I bambini adottati in altri Paesi hanno meno problemi, in questa fase?

“Possono essere meno coinvolti rispetto alle loro radici, ma ho per esempio il caso di una bambina etiope che ugualmente si è rifiutata di accogliere in casa una bambina ucraina. Questo è il segno di una difficoltà ad avvicinare la sofferenza altrui per paura che torni fuori il proprio passato e la propria sofferenza”.

Quale errore non bisogna fare con questi figli?

“Una mamma mi ha raccontato di aver detto alla figlia adottiva di non dire in giro che ha origini russe.
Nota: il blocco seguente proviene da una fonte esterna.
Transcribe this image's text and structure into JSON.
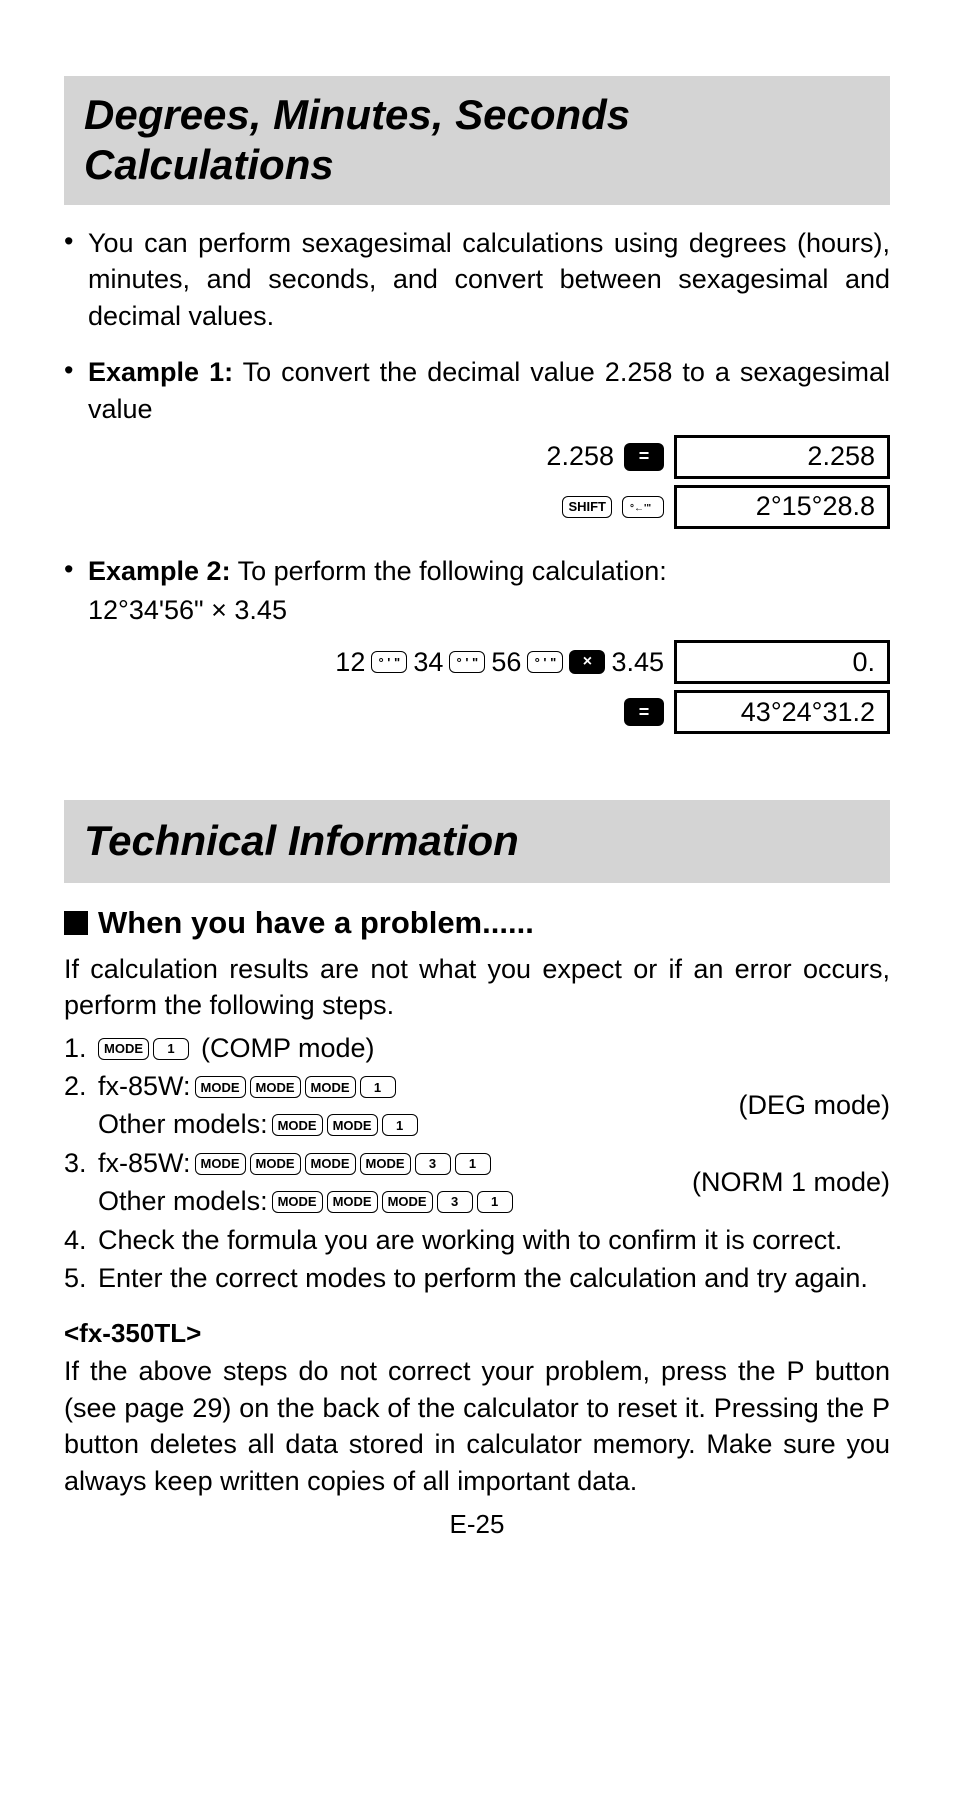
{
  "section1": {
    "title": "Degrees, Minutes, Seconds Calculations",
    "bullet1": "You can perform sexagesimal calculations using degrees (hours), minutes, and seconds, and convert between sexagesimal and decimal values.",
    "example1_label": "Example 1:",
    "example1_text": "  To convert the decimal value 2.258 to a sexagesimal value",
    "ex1_line1_input": "2.258",
    "ex1_line1_display": "2.258",
    "ex1_line2_display": "2°15°28.8",
    "example2_label": "Example 2:",
    "example2_text": "  To perform the following calculation:",
    "ex2_expr": "12°34'56\" × 3.45",
    "ex2_seq_12": "12",
    "ex2_seq_34": "34",
    "ex2_seq_56": "56",
    "ex2_seq_345": "3.45",
    "ex2_disp1": "0.",
    "ex2_disp2": "43°24°31.2"
  },
  "keys": {
    "equals": "=",
    "shift": "SHIFT",
    "dms": "° ' \"",
    "dms_arrow": "←°'\"",
    "times": "×",
    "mode": "MODE",
    "k1": "1",
    "k3": "3"
  },
  "section2": {
    "title": "Technical Information",
    "sub": "When you have a problem......",
    "intro": "If calculation results are not what you expect or if an error occurs, perform the following steps.",
    "step1_num": "1.",
    "step1_note": "(COMP mode)",
    "step2_num": "2.",
    "step2_a": "fx-85W:",
    "step2_b": "Other models:",
    "step2_note": "(DEG mode)",
    "step3_num": "3.",
    "step3_a": "fx-85W:",
    "step3_b": "Other models:",
    "step3_note": "(NORM 1 mode)",
    "step4_num": "4.",
    "step4_text": "Check the formula you are working with to confirm it is correct.",
    "step5_num": "5.",
    "step5_text": "Enter the correct modes to perform the calculation and try again.",
    "model_heading": "<fx-350TL>",
    "model_para": "If the above steps do not correct your problem, press the P button (see page 29) on the back of the calculator to reset it. Pressing the P button deletes all data stored in calculator memory. Make sure you always keep written copies of all important data."
  },
  "page_number": "E-25"
}
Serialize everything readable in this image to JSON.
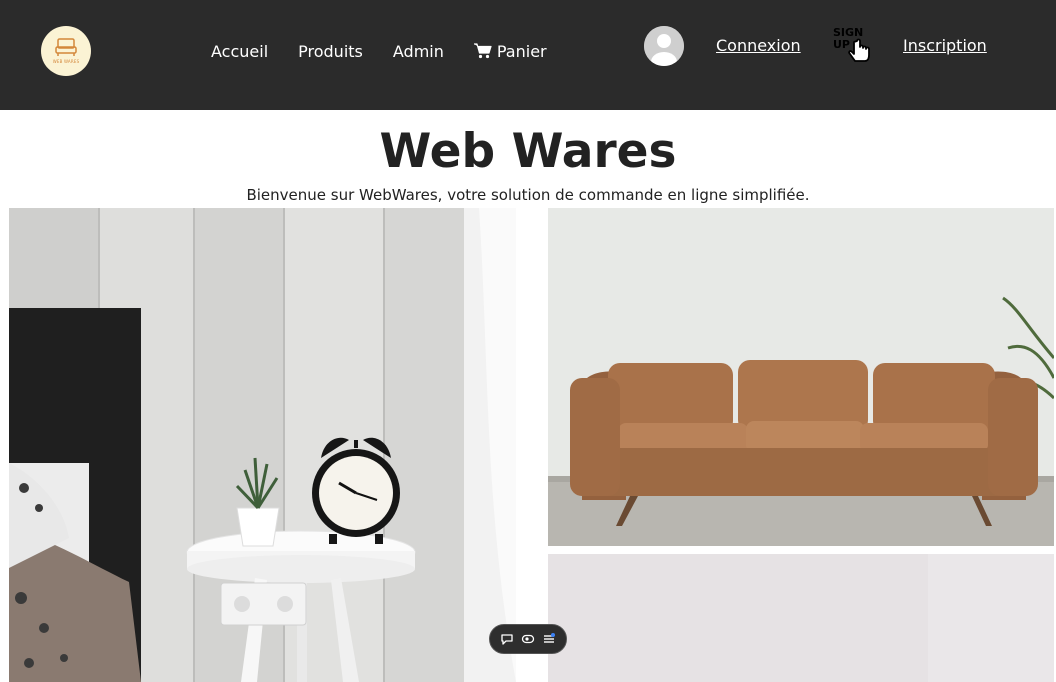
{
  "header": {
    "logo_text": "WEB WARES",
    "nav": [
      {
        "label": "Accueil",
        "icon": null
      },
      {
        "label": "Produits",
        "icon": null
      },
      {
        "label": "Admin",
        "icon": null
      },
      {
        "label": "Panier",
        "icon": "cart-icon"
      }
    ],
    "login_label": "Connexion",
    "signup_icon_text_1": "SIGN",
    "signup_icon_text_2": "UP",
    "register_label": "Inscription"
  },
  "main": {
    "title": "Web Wares",
    "tagline": "Bienvenue sur WebWares, votre solution de commande en ligne simplifiée."
  },
  "colors": {
    "navbar_bg": "#2b2b2b",
    "logo_bg": "#fbf3d4",
    "logo_accent": "#d3873a",
    "text_dark": "#222222",
    "sofa_leather": "#a9724a"
  },
  "toolbar": {
    "icons": [
      "comment-icon",
      "eye-icon",
      "menu-icon"
    ]
  }
}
Ecco, questo proprio no, non farebbe che alimentare il senso di inadeguatezza che è sempre in agguato: ‘Non valgo molto ed è per questo che sono stato rifiutato, quindi devo nascondermi’.

Ma una parola di incoraggiamento ce l’ha, per finire?

“Eccome: le fratture sono occasioni per risanare le ferite da disagi che altrimenti scenderebbero negli strati più profondi. Quindi armiamoci di empatia e pazienza e diamo fiducia a questi ragazzi, ne usciranno figli (e persone) speciali”.